Do I have USE ME tattooed on my forehead in invisible ink that's only visible to users and abusers?

Why do I have such horrendous luck with people?

Why do I allow greedy people to take advantage of me repeatedly? 

What is it about me that brings out the absolute worst in people?

Why does going above and beyond for my nearest and dearest get taken for granted to the point where I am expected to give beyond reason?

Why do I end up becoming friends with people who take and take and take every last drop they can use until I’m wrung out? 

What is it about these miserly, opportunistic fucks who take what they would NEVER give with more entitlement and impunity than most anyone who knows them would believe?

Why do I befriend so many master manipulators and actors who have managed to pull the wool over the eyes of most of the dumb motherfuckers they call friends?
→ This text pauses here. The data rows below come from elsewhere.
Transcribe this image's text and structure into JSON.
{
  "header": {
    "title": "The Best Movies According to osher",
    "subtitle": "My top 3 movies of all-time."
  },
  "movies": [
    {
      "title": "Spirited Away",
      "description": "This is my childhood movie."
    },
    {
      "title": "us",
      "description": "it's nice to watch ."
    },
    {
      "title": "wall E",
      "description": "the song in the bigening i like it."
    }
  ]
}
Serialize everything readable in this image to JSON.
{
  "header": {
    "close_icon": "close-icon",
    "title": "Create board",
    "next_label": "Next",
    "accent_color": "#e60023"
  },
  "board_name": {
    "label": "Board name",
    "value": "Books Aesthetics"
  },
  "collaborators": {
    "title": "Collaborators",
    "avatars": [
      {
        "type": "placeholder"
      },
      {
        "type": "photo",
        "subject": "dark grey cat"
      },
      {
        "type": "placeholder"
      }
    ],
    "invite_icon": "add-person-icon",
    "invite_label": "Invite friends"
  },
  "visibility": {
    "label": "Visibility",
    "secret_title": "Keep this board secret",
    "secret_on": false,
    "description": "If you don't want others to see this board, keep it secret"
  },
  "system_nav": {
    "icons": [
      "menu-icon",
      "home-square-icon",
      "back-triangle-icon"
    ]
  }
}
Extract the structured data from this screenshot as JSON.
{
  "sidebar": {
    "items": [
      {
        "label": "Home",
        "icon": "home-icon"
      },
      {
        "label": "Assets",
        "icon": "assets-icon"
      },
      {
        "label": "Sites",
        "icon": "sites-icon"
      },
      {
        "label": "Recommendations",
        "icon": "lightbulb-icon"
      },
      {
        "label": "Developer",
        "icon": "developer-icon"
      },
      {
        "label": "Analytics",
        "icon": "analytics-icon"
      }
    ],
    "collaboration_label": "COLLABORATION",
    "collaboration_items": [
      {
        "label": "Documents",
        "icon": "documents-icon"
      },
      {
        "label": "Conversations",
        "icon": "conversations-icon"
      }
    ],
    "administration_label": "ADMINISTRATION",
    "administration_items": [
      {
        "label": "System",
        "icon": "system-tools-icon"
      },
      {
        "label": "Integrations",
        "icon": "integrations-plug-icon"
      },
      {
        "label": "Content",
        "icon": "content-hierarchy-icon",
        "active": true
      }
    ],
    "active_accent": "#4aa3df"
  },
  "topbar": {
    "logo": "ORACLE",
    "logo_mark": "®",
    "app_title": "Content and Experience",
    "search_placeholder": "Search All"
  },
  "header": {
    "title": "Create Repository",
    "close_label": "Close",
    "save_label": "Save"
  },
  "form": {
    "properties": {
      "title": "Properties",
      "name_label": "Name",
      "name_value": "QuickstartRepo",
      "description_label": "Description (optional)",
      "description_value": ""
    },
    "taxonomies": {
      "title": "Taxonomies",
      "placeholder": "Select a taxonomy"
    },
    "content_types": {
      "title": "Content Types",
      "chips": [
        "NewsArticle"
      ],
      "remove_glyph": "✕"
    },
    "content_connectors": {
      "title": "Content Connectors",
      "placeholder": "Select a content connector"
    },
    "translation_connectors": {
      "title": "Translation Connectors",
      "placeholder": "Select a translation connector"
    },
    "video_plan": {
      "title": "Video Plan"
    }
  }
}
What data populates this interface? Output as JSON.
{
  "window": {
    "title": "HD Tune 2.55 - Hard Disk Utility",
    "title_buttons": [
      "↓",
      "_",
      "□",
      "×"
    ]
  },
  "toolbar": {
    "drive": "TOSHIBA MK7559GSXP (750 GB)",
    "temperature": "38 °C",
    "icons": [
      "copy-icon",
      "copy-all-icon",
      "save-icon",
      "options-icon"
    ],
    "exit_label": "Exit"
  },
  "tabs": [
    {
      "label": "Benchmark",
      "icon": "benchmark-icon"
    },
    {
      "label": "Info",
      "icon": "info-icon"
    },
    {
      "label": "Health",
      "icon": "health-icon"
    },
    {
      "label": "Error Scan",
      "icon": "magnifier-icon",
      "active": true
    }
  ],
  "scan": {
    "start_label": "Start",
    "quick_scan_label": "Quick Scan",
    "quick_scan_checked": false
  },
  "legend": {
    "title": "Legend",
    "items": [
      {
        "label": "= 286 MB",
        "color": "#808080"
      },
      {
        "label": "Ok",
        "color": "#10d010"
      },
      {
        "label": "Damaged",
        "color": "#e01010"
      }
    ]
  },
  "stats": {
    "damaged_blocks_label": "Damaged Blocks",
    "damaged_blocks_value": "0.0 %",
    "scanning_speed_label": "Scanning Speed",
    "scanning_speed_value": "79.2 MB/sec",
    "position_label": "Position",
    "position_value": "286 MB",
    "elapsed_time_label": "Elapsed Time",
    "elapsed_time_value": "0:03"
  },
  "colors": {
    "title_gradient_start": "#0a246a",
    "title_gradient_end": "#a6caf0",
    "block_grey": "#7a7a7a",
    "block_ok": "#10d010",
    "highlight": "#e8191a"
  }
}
Or is it that I recognize their highs as well as how low they can go, but hope wholeheartedly they won’t go so low with me; only to find they go even lower bc they recognize  they can get away with doing things to me they would never dream of doing to anyone else bc they can take advantage of negative narratives about me and use me to justify doing the wrong thing?

Why do I befriend cowardly people who puss out and don't have the integrity or decency to have an honest and direct conversation when there's major to minor conflict, and/or use said conflict as an excuse to bow out of any semblance of reciprocity when I need a modicum level of support?

Why is it that people don't recognize that I need compassion and a helping hand from time to time? Or is it that they never gave a shit about me or considered me a friend at all? Is it really that they were only there to take everything I had to give?

Maybe all these failed relationships were a series of unfortunate trauma bonding incidents between interim members of the lonely hearts club, who keep circling thru a revolving door for refusing to learn lessons we should’ve figured out by now?

Maybe I need to find solace in failing better as I grow older.